9-15-12
I live in California, which has a huge connection to Pacific cultures (I grew up in Massachusetts). In the two decades after WWll, my exposure to “other cultures” was primarily European immigrants who were wading into the Great American Melting Pot.
The boys who joined the Navy after Pearl Harbor by and large found themselves heading off into the Pacific – a vast, exotic, mysterious place where there were islands inhabited by half-naked tribesmen who traveled by canoe; and there were ancient, sophisticated cultures with bustling cities. There were headhunters (New Guinea) and there were people who worshiped strange gods. There were pineapples and coconuts and palm trees. And there was the enemy. The people and places under the aegis of the Empire of Japan.
The men aboard the Boston must have felt a little off balance sometimes . . .
Some of the lagoons they anchored in were, in fact, inhabited by native peoples. While the lagoons in the Marshall Islands were remote and the native populations were quite small, the islands in and around Australia were a different story.
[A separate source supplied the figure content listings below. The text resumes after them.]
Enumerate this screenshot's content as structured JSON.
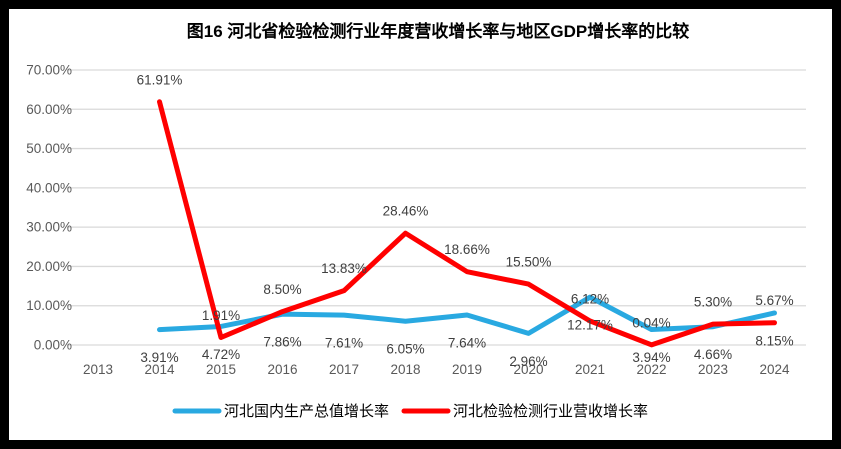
{
  "title": "图16 河北省检验检测行业年度营收增长率与地区GDP增长率的比较",
  "frame_color": "#000000",
  "grid_color": "#d9d9d9",
  "axis_text_color": "#595959",
  "label_text_color": "#3f3f3f",
  "chart_data": {
    "type": "line",
    "categories": [
      "2013",
      "2014",
      "2015",
      "2016",
      "2017",
      "2018",
      "2019",
      "2020",
      "2021",
      "2022",
      "2023",
      "2024"
    ],
    "series": [
      {
        "name": "河北国内生产总值增长率",
        "color": "#29a9e1",
        "label_side": "below",
        "values": [
          null,
          3.91,
          4.72,
          7.86,
          7.61,
          6.05,
          7.64,
          2.96,
          12.17,
          3.94,
          4.66,
          8.15
        ]
      },
      {
        "name": "河北检验检测行业营收增长率",
        "color": "#ff0000",
        "label_side": "above",
        "values": [
          null,
          61.91,
          1.91,
          8.5,
          13.83,
          28.46,
          18.66,
          15.5,
          6.12,
          0.04,
          5.3,
          5.67
        ]
      }
    ],
    "y_ticks": [
      "0.00%",
      "10.00%",
      "20.00%",
      "30.00%",
      "40.00%",
      "50.00%",
      "60.00%",
      "70.00%"
    ],
    "ylim": [
      0,
      70
    ],
    "grid": true,
    "legend_position": "bottom",
    "label_format": "percent_2dp"
  }
}
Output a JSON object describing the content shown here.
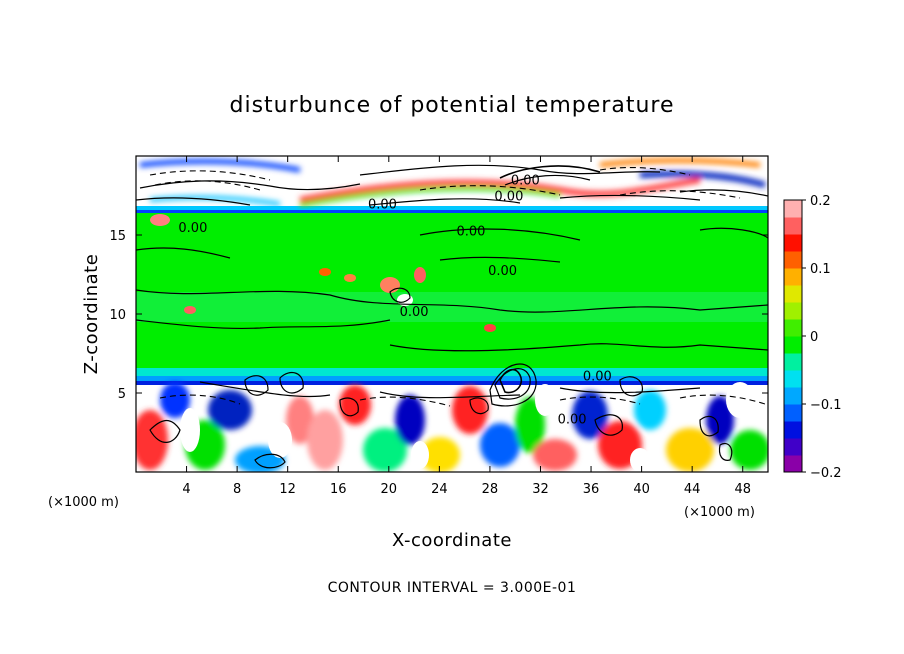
{
  "chart_data": {
    "type": "heatmap",
    "title": "disturbunce of potential temperature",
    "xlabel": "X-coordinate",
    "ylabel": "Z-coordinate",
    "x_unit": "(×1000 m)",
    "z_unit": "(×1000 m)",
    "xlim": [
      0,
      50
    ],
    "ylim": [
      0,
      20
    ],
    "x_ticks": [
      4,
      8,
      12,
      16,
      20,
      24,
      28,
      32,
      36,
      40,
      44,
      48
    ],
    "y_ticks": [
      5,
      10,
      15
    ],
    "colorbar": {
      "range": [
        -0.2,
        0.2
      ],
      "tick_values": [
        0.2,
        0.1,
        0,
        -0.1,
        -0.2
      ],
      "tick_labels": [
        "0.2",
        "0.1",
        "0",
        "−0.1",
        "−0.2"
      ],
      "colors": [
        "#8a00a8",
        "#4000c8",
        "#0010e0",
        "#0060ff",
        "#00a8ff",
        "#00e0f0",
        "#00f0a0",
        "#00ee00",
        "#40ee00",
        "#a0f000",
        "#e0e800",
        "#ffb000",
        "#ff6000",
        "#ff1000",
        "#ff6060",
        "#ffb0b0"
      ]
    },
    "contour_labels": [
      {
        "text": "0.00",
        "x": 4.5,
        "z": 15.5
      },
      {
        "text": "0.00",
        "x": 19.5,
        "z": 17.0
      },
      {
        "text": "0.00",
        "x": 29.5,
        "z": 17.5
      },
      {
        "text": "0.00",
        "x": 30.8,
        "z": 18.5
      },
      {
        "text": "0.00",
        "x": 26.5,
        "z": 15.3
      },
      {
        "text": "0.00",
        "x": 29.0,
        "z": 12.8
      },
      {
        "text": "0.00",
        "x": 22.0,
        "z": 10.2
      },
      {
        "text": "0.00",
        "x": 36.5,
        "z": 6.1
      },
      {
        "text": "0.00",
        "x": 34.5,
        "z": 3.4
      }
    ],
    "contour_interval_text": "CONTOUR INTERVAL = 3.000E-01",
    "grid": false
  }
}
In November of 1944, the Boston spent a couple of weeks in drydock at Manus Island, a bustling Naval Base filled with Allied ships in the Admiralties. Thanks to Bernard Oster, ship’s photographer, we catch a couple glimpses of cultures bumping into each other on Manus. Below is a picture of Captain Herrmann (right) holding a native drum and posing with a couple of locals. (How he got the drum is something we can only guess. Barter? Presentation? Gift?)
I remember when we were in Manus. The roads were steeply pitched, high in the middle. I had gone into a building, I forget what the reason was, and, while going in, noticed a jeep parallel parked near the steps on the roadside with the passenger side much lower than the driver’s side.
While in there we had a short, but powerful shower, and as I was going out, after the shower, the jeep was submerged up to the steering post. I thought, “someone’s going to get hell”.